In Irizarry v. Catsimatidis, the Second Circuit looked to a number of factors in holding that the CEO is an “employer” under the FLSA and therefore responsible for money owed by his grocery chain under a settlement agreement, including his power to hire/fire, supervisory capacity, whether he decided employee pay rate, and his influence over day-to-day management decisions. Unless SCOTUS reverses or modifies the Second Circuit’s holding, the CEO will remain personally, jointly, and severally liable for unpaid amounts owed to plaintiffs under the settlement agreement, even though the CEO may not have been “personally responsible for the FLSA violations” in the first place— because according to the court, he still profited.

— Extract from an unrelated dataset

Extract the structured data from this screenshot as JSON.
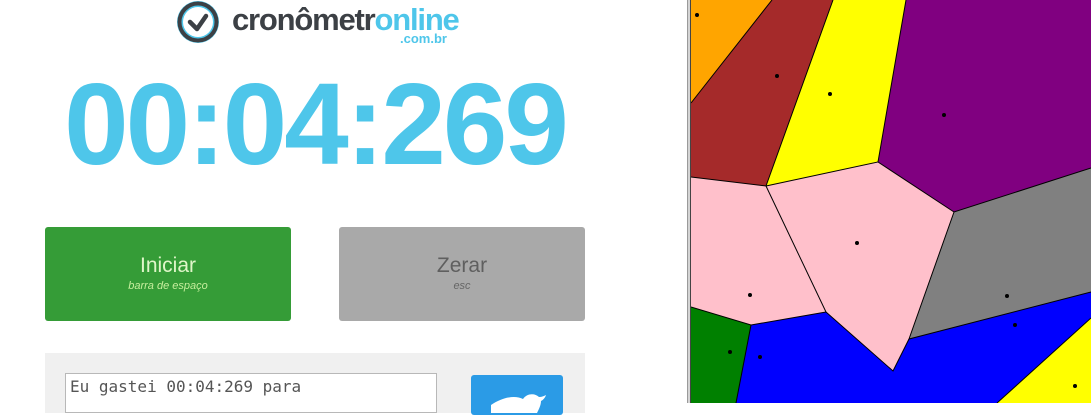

This case is interesting because the Second Circuit made a potentially far-reaching decision in holding that an individual may be personally liable for a corporation’s violation of the FLSA merely because he had general control over corporate affairs. If SCOTUS decides to hear this case, employers (in particular management) may finally get some clarity about the level of operational control that triggers individual liability, and Catsimatidis may soon be seeking a discount of a different kind from SCOTUS.